Gemeindeorganisation
Jede Gemeinde hat ein vom Volk gewähltes Beschlussorgan, den Gemeinderat (schwed. kommunfullmäktige). Der Gemeinderat wird alle vier Jahre bei allgemeinen Wahlen gleichzeitig mit dem Provinziallandtag und dem Reichstag nach dem Verhältniswahlrecht gewählt. Der Gemeinderat wählt den Gemeindevorstand (schwed. kommunstyrelse) und dessen Vorsitzenden (schwed. kommunalråd).
Wie die Gemeinde ihre Arbeit organisiert, ist ihr gemäß dem neuen Kommunalgesetz selbst überlassen. Auf jeden Fall ist die Gemeindeverwaltung in Ausschüssen (schwed. nämnd) organisiert, die heutzutage – je nach Gemeinde - drei verschiedenen Modellen folgen:
- dem Sektorenmodell, bei dem die Ausschüsse die einzelnen Sektoren der Gemeindeverwaltung widerspiegeln (z.b. Schulausschuss, Sozialausschuss, Bauausschuss u.a.),
- dem territorialen Modell, bei dem die Gemeinde ihr Gebiet in Gemeindebezirke einteilt und für diese eigene Ausschüsse einsetzt,
- dem Besteller-Ausführer Modell, bei dem die Gemeindetätigkeit nach Bestellern und Ausführern nach einem marktwirtschaftlichen Prinzip organisiert wird.
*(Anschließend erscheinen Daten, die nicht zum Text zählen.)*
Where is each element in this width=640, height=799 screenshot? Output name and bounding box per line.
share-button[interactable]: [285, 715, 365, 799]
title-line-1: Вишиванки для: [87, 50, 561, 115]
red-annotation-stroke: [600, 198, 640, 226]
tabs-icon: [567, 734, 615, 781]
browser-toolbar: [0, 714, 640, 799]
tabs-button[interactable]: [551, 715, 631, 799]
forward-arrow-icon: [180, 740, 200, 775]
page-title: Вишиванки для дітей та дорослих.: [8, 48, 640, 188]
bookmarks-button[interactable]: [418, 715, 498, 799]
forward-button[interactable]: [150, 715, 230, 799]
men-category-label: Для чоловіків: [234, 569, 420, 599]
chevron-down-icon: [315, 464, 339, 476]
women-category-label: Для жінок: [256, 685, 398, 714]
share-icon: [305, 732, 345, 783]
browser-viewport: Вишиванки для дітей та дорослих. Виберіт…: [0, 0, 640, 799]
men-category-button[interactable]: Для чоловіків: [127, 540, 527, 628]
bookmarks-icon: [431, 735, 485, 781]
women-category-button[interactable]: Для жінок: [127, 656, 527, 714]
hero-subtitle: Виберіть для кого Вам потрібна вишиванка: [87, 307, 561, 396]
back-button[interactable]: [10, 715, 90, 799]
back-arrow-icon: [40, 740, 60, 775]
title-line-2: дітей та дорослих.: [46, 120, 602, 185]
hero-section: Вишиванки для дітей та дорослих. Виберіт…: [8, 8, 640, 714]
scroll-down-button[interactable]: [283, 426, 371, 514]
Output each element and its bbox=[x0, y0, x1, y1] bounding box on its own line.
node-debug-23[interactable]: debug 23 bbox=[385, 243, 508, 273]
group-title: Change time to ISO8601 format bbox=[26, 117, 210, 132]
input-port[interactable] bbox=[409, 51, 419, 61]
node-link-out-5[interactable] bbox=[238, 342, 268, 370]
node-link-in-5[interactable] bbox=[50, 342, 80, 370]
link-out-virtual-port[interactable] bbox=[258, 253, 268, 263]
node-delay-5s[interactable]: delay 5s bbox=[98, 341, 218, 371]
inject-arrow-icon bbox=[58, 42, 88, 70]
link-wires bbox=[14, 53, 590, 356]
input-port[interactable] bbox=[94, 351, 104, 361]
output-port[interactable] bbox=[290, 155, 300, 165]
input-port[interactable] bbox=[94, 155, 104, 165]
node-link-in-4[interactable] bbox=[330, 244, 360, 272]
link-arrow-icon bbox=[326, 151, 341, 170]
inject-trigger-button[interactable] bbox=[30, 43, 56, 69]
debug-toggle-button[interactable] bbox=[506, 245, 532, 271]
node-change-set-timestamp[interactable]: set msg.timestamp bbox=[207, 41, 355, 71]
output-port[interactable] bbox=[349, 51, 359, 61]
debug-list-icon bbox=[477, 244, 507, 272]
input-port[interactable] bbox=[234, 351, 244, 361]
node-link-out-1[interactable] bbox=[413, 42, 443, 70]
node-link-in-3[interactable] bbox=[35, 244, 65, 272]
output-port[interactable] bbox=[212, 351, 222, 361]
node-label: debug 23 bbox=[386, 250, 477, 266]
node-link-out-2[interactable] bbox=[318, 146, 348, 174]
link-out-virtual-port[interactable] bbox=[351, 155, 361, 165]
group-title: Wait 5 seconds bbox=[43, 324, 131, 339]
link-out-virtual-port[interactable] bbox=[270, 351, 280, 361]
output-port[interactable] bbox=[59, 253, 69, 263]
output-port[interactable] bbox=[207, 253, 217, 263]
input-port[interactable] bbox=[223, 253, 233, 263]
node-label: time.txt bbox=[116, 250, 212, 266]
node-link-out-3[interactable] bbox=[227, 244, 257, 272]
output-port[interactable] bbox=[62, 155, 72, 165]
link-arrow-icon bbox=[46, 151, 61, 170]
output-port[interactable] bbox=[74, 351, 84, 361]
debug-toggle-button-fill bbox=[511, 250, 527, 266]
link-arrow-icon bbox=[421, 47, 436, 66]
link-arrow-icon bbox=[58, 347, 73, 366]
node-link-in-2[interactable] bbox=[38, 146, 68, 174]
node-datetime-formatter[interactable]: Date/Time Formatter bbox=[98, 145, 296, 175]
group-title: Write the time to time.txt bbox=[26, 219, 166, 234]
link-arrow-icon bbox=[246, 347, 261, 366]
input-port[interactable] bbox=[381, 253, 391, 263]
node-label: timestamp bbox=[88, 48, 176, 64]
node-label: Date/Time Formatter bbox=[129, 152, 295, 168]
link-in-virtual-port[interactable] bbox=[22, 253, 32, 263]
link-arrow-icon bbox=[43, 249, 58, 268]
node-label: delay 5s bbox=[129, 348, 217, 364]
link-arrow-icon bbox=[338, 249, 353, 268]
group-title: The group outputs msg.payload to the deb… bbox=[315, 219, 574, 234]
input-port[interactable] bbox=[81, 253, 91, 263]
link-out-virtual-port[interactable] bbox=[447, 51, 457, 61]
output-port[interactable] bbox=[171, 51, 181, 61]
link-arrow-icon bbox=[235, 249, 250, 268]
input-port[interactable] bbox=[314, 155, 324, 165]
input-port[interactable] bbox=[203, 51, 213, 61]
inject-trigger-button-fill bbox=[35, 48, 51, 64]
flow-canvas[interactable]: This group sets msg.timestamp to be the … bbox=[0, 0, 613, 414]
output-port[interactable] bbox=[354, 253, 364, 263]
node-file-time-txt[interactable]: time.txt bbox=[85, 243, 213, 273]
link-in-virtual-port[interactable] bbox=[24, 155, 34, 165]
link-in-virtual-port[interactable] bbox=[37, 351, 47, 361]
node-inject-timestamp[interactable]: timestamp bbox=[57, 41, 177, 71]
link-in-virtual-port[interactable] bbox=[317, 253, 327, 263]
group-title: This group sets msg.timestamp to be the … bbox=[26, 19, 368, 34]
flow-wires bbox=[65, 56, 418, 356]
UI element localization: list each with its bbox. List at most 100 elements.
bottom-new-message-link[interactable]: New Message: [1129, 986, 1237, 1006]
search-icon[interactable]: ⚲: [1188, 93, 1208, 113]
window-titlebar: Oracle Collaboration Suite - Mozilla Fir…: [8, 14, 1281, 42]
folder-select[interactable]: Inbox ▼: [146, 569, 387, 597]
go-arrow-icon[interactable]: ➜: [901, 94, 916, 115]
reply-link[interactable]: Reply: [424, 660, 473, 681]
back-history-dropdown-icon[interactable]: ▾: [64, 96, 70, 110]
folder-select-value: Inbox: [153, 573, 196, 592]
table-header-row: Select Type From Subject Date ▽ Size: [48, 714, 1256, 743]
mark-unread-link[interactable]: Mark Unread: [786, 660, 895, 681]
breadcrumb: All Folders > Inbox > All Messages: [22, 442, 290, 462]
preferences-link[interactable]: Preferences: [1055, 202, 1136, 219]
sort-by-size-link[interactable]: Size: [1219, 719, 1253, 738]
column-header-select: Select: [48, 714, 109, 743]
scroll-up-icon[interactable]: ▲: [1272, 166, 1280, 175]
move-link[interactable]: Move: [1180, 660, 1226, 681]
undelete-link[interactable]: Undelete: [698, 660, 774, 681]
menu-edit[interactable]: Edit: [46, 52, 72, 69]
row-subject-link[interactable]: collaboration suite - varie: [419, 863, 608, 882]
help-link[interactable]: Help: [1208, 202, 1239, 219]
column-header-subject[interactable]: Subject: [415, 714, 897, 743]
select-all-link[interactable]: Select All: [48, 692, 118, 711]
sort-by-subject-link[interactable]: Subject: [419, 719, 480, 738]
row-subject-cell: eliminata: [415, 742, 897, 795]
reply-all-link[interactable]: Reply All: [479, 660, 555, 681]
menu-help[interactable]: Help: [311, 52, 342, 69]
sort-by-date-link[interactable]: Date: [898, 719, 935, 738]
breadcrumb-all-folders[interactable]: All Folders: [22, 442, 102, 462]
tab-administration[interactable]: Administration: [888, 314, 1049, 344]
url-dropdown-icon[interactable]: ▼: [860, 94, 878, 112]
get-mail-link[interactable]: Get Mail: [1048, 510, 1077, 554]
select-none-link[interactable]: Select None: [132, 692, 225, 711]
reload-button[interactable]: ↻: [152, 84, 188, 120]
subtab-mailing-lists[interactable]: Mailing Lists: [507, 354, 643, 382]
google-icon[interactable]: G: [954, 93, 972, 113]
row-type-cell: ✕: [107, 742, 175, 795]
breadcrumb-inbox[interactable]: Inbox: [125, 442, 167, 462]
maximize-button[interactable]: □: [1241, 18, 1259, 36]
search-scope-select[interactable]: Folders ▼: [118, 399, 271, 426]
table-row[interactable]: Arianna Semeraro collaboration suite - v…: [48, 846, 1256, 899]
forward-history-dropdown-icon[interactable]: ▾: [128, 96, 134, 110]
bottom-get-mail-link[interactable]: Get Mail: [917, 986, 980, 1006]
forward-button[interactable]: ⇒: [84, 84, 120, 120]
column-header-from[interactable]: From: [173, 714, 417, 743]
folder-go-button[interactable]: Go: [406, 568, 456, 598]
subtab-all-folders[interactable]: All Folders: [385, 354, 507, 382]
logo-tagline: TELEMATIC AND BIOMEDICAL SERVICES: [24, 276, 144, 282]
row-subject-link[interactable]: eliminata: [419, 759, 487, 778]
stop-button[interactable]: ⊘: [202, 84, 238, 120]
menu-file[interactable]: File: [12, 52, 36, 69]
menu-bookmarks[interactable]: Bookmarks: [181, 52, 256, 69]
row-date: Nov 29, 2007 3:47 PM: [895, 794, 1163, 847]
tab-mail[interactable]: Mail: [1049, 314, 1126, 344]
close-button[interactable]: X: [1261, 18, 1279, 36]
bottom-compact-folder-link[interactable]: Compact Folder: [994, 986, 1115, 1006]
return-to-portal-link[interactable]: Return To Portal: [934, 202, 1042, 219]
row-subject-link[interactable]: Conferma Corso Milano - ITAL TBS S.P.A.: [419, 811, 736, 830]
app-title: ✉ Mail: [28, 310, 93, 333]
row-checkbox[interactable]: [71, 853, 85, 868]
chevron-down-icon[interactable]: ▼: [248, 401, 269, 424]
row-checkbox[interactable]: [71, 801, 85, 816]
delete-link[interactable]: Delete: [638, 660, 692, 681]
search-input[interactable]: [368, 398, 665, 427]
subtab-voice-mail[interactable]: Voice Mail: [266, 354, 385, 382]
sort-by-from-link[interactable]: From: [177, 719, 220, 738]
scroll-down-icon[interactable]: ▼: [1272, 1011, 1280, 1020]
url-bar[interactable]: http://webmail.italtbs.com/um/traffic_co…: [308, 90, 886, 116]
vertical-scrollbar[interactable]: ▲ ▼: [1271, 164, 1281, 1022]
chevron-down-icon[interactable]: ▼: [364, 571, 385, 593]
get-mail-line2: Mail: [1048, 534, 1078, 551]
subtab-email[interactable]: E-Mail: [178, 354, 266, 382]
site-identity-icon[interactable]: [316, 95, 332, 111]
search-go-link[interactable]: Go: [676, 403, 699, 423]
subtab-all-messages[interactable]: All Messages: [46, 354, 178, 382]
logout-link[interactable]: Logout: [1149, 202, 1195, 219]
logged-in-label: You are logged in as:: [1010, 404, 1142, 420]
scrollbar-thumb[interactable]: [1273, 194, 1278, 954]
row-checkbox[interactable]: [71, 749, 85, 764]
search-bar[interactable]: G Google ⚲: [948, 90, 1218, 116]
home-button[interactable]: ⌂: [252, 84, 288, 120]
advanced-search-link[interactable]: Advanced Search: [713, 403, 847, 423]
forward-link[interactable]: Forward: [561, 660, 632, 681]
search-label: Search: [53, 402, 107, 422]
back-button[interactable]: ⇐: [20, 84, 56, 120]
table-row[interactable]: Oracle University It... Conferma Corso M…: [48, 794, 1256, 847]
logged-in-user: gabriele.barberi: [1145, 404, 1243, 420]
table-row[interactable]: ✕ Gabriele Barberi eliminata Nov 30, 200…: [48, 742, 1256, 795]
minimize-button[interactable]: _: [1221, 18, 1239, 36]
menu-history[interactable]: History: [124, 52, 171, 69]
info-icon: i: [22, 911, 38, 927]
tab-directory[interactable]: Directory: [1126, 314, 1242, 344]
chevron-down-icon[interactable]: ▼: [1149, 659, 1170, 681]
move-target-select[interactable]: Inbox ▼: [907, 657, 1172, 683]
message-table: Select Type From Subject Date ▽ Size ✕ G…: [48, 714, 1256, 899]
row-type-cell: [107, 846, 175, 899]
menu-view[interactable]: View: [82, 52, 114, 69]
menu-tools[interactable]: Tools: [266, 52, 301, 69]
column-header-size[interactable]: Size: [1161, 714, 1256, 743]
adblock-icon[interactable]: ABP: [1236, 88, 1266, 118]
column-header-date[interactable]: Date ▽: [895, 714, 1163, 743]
Vor allem das letztere Modell hat zur Ausgliederung von gewissen Dienstleistungen in gemeindeeigene Aktiengesellschaften geführt.
Gemeindehaushalt
Die Aufgaben der Gemeinde werden zu mehr als der Hälfte durch die Erhebung von kommunalen Einkommenssteuern finanziert. Im Jahr 2004 betrug der höchste Steuersatz für die kommunale Einkommenssteuer für Gemeinden und Provinziallandtage 34,4% (Gemeinde Dals-Ed) und der niedrigste 28,9% (Gemeinde Kävlinge). Darüber hinaus bekommen die Gemeinden staatliche Zuschüsse (z.B. Lastenausgleich) und erheben Abgaben für gewisse Dienstleistungen.
Auf der Ausgabenseite sind die größten Bereiche das Schulwesen (28% der Bruttokosten), Altenpflege und Betreuung von Behinderten (27%) und die Kinderbetreuung (13%).
Kommunale Interessensvertretung
Seit 1968 sind die schwedischen Gemeinden im Schwedischen Gemeindeverband (schwed. kommunförbundet) organisiert, der ihre Interessen v.a. gegenüber dem Staat vertreten soll. Neben ihrer Aufgabe der Öffentlichkeitsarbeit und der Beteiligung am Gesetzgebungsprozess als Gutachter bieten sie ihren Mitgliedern auch ein umfassendes Service (z.B. Beratung in juridischen, wirtschaftlichen und administrativen Fragen ua.)